Editor's Viewpoint: Marriage statistics and the poverty gap
Northern Ireland is a statistician's delight. The compact nature of the province and its diverse population has always made it the perfect place for social surveys.
Most of those have concentrated on the community divide and reactions to political developments, but the one published today by the Iona Institute, a religious lobby group, throws up a very surprising and hitherto unrecognised finding.
Using figures sourced from the NI Statistics and Research Agency, it revealed that the likelihood of someone getting married depends on their socio-economic class.
Just over 60% of upper professional workers are married compared to less than a third of unskilled workers. The obvious conclusion to be drawn is that some people are literally too poor to marry or, at least, feel they cannot afford the type of ceremony and lavish honeymoon they would like.
This finding is most surprising because there is a perception that Northern Ireland is a conservative society and that the inclination is towards marriage rather than co-habitating.

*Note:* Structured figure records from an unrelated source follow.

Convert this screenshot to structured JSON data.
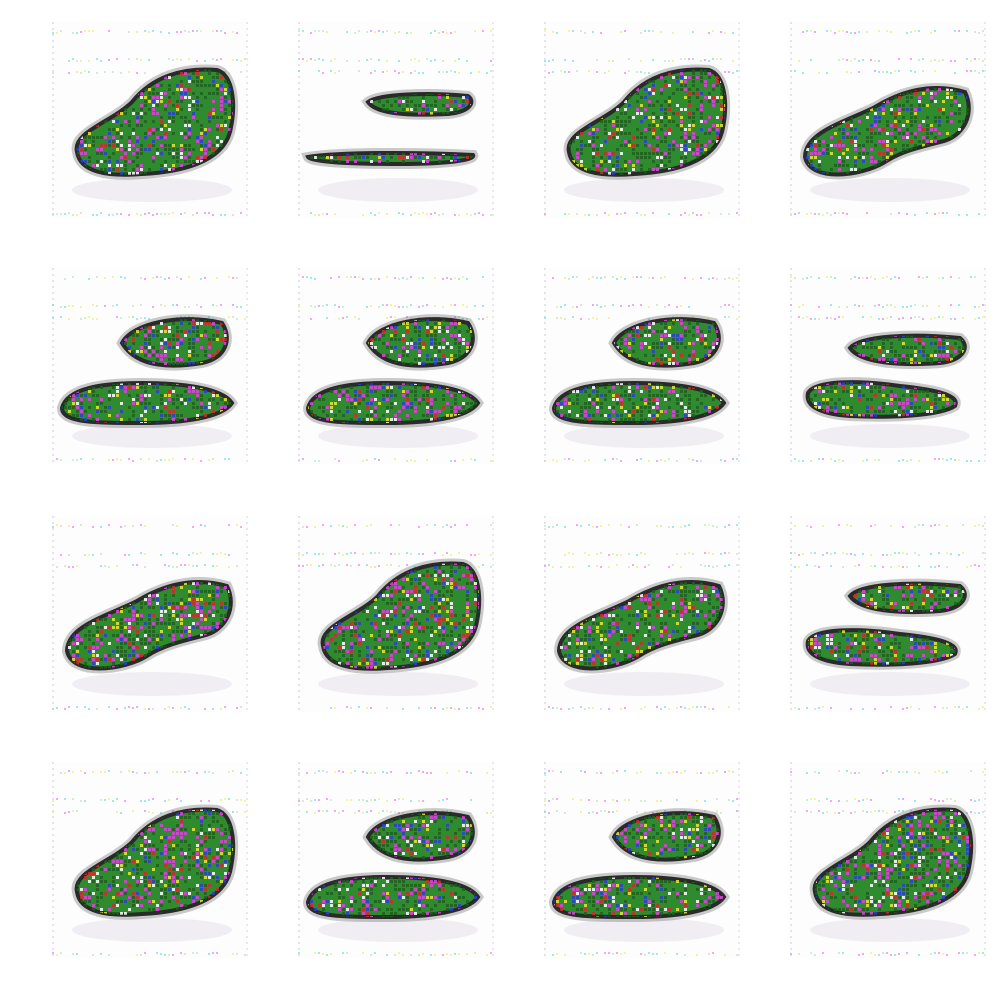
{
  "figure": {
    "description_kind": "grid of generated sample images",
    "rows": 4,
    "cols": 4
  },
  "palette": {
    "background": "#ffffff",
    "tile_background": "#fcfcfc",
    "body_green": "#2e8b2e",
    "body_dark_green": "#1f5f1f",
    "outline": "#2a2a2a",
    "noise_magenta": "#e040e0",
    "noise_cyan": "#30d0d0",
    "noise_yellow": "#e6e632",
    "noise_blue": "#2a40d0",
    "noise_red": "#d02a2a"
  },
  "tiles": [
    {
      "index": 1,
      "pattern": "large-blob"
    },
    {
      "index": 2,
      "pattern": "two-thin-streaks"
    },
    {
      "index": 3,
      "pattern": "large-blob"
    },
    {
      "index": 4,
      "pattern": "noisy-blob"
    },
    {
      "index": 5,
      "pattern": "two-objects"
    },
    {
      "index": 6,
      "pattern": "two-objects"
    },
    {
      "index": 7,
      "pattern": "two-objects"
    },
    {
      "index": 8,
      "pattern": "two-streaks"
    },
    {
      "index": 9,
      "pattern": "noisy-blob"
    },
    {
      "index": 10,
      "pattern": "large-blob"
    },
    {
      "index": 11,
      "pattern": "noisy-blob"
    },
    {
      "index": 12,
      "pattern": "two-streaks"
    },
    {
      "index": 13,
      "pattern": "large-blob"
    },
    {
      "index": 14,
      "pattern": "two-objects"
    },
    {
      "index": 15,
      "pattern": "two-objects"
    },
    {
      "index": 16,
      "pattern": "large-blob"
    }
  ]
}
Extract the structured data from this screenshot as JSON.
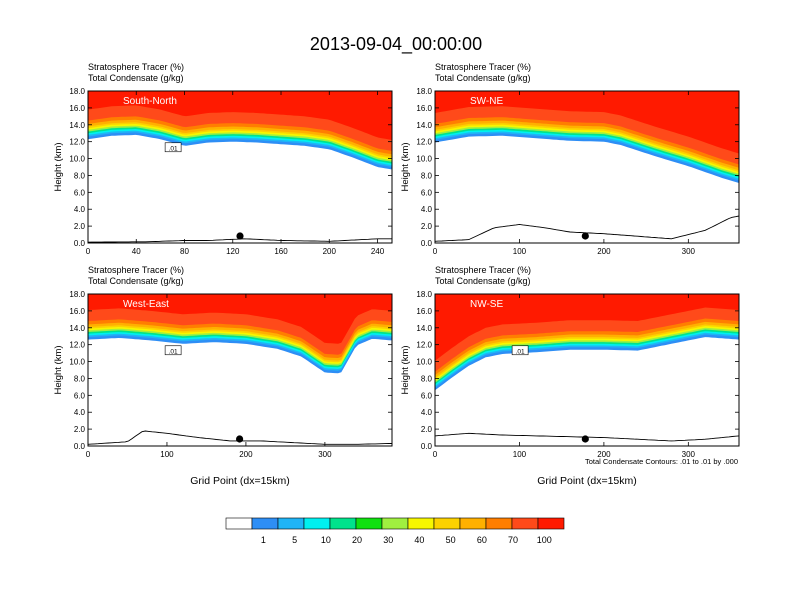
{
  "figure_title": "2013-09-04_00:00:00",
  "footnote": "Total Condensate Contours: .01 to .01 by .000",
  "colorbar": {
    "labels": [
      "1",
      "5",
      "10",
      "20",
      "30",
      "40",
      "50",
      "60",
      "70",
      "100"
    ],
    "colors": [
      "#ffffff",
      "#2e8ef5",
      "#1fb4f6",
      "#00f0f0",
      "#00e38c",
      "#10e010",
      "#a0f040",
      "#f7f700",
      "#fcd200",
      "#ffb000",
      "#ff7e00",
      "#ff4a1a",
      "#ff1a00"
    ]
  },
  "chart_data": [
    {
      "type": "cross-section",
      "name": "South-North",
      "label_line1": "Stratosphere Tracer   (%)",
      "label_line2": "Total Condensate   (g/kg)",
      "xlabel": "",
      "ylabel": "Height (km)",
      "xlim": [
        0,
        252
      ],
      "ylim": [
        0,
        18
      ],
      "xticks": [
        0,
        40,
        80,
        120,
        160,
        200,
        240
      ],
      "yticks": [
        "0.0",
        "2.0",
        "4.0",
        "6.0",
        "8.0",
        "10.0",
        "12.0",
        "14.0",
        "16.0",
        "18.0"
      ],
      "tropopause_km": [
        [
          0,
          14.2
        ],
        [
          20,
          14.6
        ],
        [
          40,
          14.7
        ],
        [
          60,
          14.2
        ],
        [
          80,
          13.4
        ],
        [
          100,
          13.8
        ],
        [
          120,
          13.9
        ],
        [
          140,
          13.8
        ],
        [
          160,
          13.6
        ],
        [
          180,
          13.4
        ],
        [
          200,
          13.0
        ],
        [
          220,
          12.0
        ],
        [
          240,
          10.9
        ],
        [
          252,
          10.6
        ]
      ],
      "terrain_km": [
        [
          0,
          0.1
        ],
        [
          50,
          0.15
        ],
        [
          80,
          0.3
        ],
        [
          100,
          0.3
        ],
        [
          130,
          0.5
        ],
        [
          160,
          0.3
        ],
        [
          200,
          0.2
        ],
        [
          240,
          0.5
        ],
        [
          252,
          0.5
        ]
      ],
      "marker_x": 126,
      "contour_label": ".01"
    },
    {
      "type": "cross-section",
      "name": "SW-NE",
      "label_line1": "Stratosphere Tracer   (%)",
      "label_line2": "Total Condensate   (g/kg)",
      "xlabel": "",
      "ylabel": "Height (km)",
      "xlim": [
        0,
        360
      ],
      "ylim": [
        0,
        18
      ],
      "xticks": [
        0,
        100,
        200,
        300
      ],
      "yticks": [
        "0.0",
        "2.0",
        "4.0",
        "6.0",
        "8.0",
        "10.0",
        "12.0",
        "14.0",
        "16.0",
        "18.0"
      ],
      "tropopause_km": [
        [
          0,
          13.8
        ],
        [
          40,
          14.5
        ],
        [
          80,
          14.6
        ],
        [
          120,
          14.3
        ],
        [
          160,
          14.0
        ],
        [
          200,
          13.9
        ],
        [
          220,
          13.5
        ],
        [
          260,
          12.2
        ],
        [
          300,
          11.0
        ],
        [
          340,
          9.6
        ],
        [
          360,
          9.0
        ]
      ],
      "terrain_km": [
        [
          0,
          0.2
        ],
        [
          40,
          0.4
        ],
        [
          70,
          1.8
        ],
        [
          100,
          2.2
        ],
        [
          130,
          1.8
        ],
        [
          160,
          1.3
        ],
        [
          200,
          1.1
        ],
        [
          240,
          0.8
        ],
        [
          280,
          0.5
        ],
        [
          320,
          1.5
        ],
        [
          350,
          3.0
        ],
        [
          360,
          3.2
        ]
      ],
      "marker_x": 178,
      "contour_label": ""
    },
    {
      "type": "cross-section",
      "name": "West-East",
      "label_line1": "Stratosphere Tracer   (%)",
      "label_line2": "Total Condensate   (g/kg)",
      "xlabel": "Grid Point (dx=15km)",
      "ylabel": "Height (km)",
      "xlim": [
        0,
        385
      ],
      "ylim": [
        0,
        18
      ],
      "xticks": [
        0,
        100,
        200,
        300
      ],
      "yticks": [
        "0.0",
        "2.0",
        "4.0",
        "6.0",
        "8.0",
        "10.0",
        "12.0",
        "14.0",
        "16.0",
        "18.0"
      ],
      "tropopause_km": [
        [
          0,
          14.5
        ],
        [
          40,
          14.7
        ],
        [
          80,
          14.4
        ],
        [
          120,
          14.0
        ],
        [
          160,
          14.2
        ],
        [
          200,
          14.0
        ],
        [
          240,
          13.4
        ],
        [
          270,
          12.5
        ],
        [
          300,
          10.6
        ],
        [
          320,
          10.5
        ],
        [
          340,
          13.8
        ],
        [
          360,
          14.6
        ],
        [
          385,
          14.4
        ]
      ],
      "terrain_km": [
        [
          0,
          0.2
        ],
        [
          50,
          0.5
        ],
        [
          70,
          1.8
        ],
        [
          100,
          1.5
        ],
        [
          140,
          1.0
        ],
        [
          180,
          0.6
        ],
        [
          220,
          0.6
        ],
        [
          260,
          0.4
        ],
        [
          300,
          0.2
        ],
        [
          340,
          0.2
        ],
        [
          385,
          0.3
        ]
      ],
      "marker_x": 192,
      "contour_label": ".01"
    },
    {
      "type": "cross-section",
      "name": "NW-SE",
      "label_line1": "Stratosphere Tracer   (%)",
      "label_line2": "Total Condensate   (g/kg)",
      "xlabel": "Grid Point (dx=15km)",
      "ylabel": "Height (km)",
      "xlim": [
        0,
        360
      ],
      "ylim": [
        0,
        18
      ],
      "xticks": [
        0,
        100,
        200,
        300
      ],
      "yticks": [
        "0.0",
        "2.0",
        "4.0",
        "6.0",
        "8.0",
        "10.0",
        "12.0",
        "14.0",
        "16.0",
        "18.0"
      ],
      "tropopause_km": [
        [
          0,
          8.5
        ],
        [
          20,
          10.0
        ],
        [
          40,
          11.4
        ],
        [
          60,
          12.4
        ],
        [
          80,
          12.8
        ],
        [
          120,
          13.0
        ],
        [
          160,
          13.3
        ],
        [
          200,
          13.3
        ],
        [
          240,
          13.2
        ],
        [
          280,
          14.0
        ],
        [
          320,
          14.8
        ],
        [
          360,
          14.5
        ]
      ],
      "terrain_km": [
        [
          0,
          1.2
        ],
        [
          40,
          1.5
        ],
        [
          80,
          1.3
        ],
        [
          120,
          1.2
        ],
        [
          160,
          1.1
        ],
        [
          200,
          1.0
        ],
        [
          240,
          0.8
        ],
        [
          280,
          0.6
        ],
        [
          320,
          0.8
        ],
        [
          360,
          1.2
        ]
      ],
      "marker_x": 178,
      "contour_label": ".01"
    }
  ]
}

However, the figures do not bear that out. During the 1960s and early 1970s some 12,000 couples a year married compared to only 8,000 a year now, when the population is significantly larger.
As well as poverty another disincentive to marriage identified by the study is the welfare system where greater benefits can be obtained by those who are single. That would obviously affect those in the lower socio-economic classes rather than those in professional occupations.
As the Iona Institute says, the figures should spark a debate on inequality in Northern Ireland society and how the gap between the haves and the have nots can be closed. That is obviously a debate which would be best held among the local political parties if devolved government is restored, although some of the comments emanating from the main players yesterday dampened the optimism that a breakthrough is imminent.
It is ironic that this survey should be published on Valentine's Day, when thoughts of many turn toward the idea of love. But it seems the price of love is too much for some.
Perhaps they should realise that money cannot buy happiness, but that marriage, statistically at least, can help mitigate disadvantage in life. That was a lesson learned by previous generations, and perhaps today's couples should pay heed.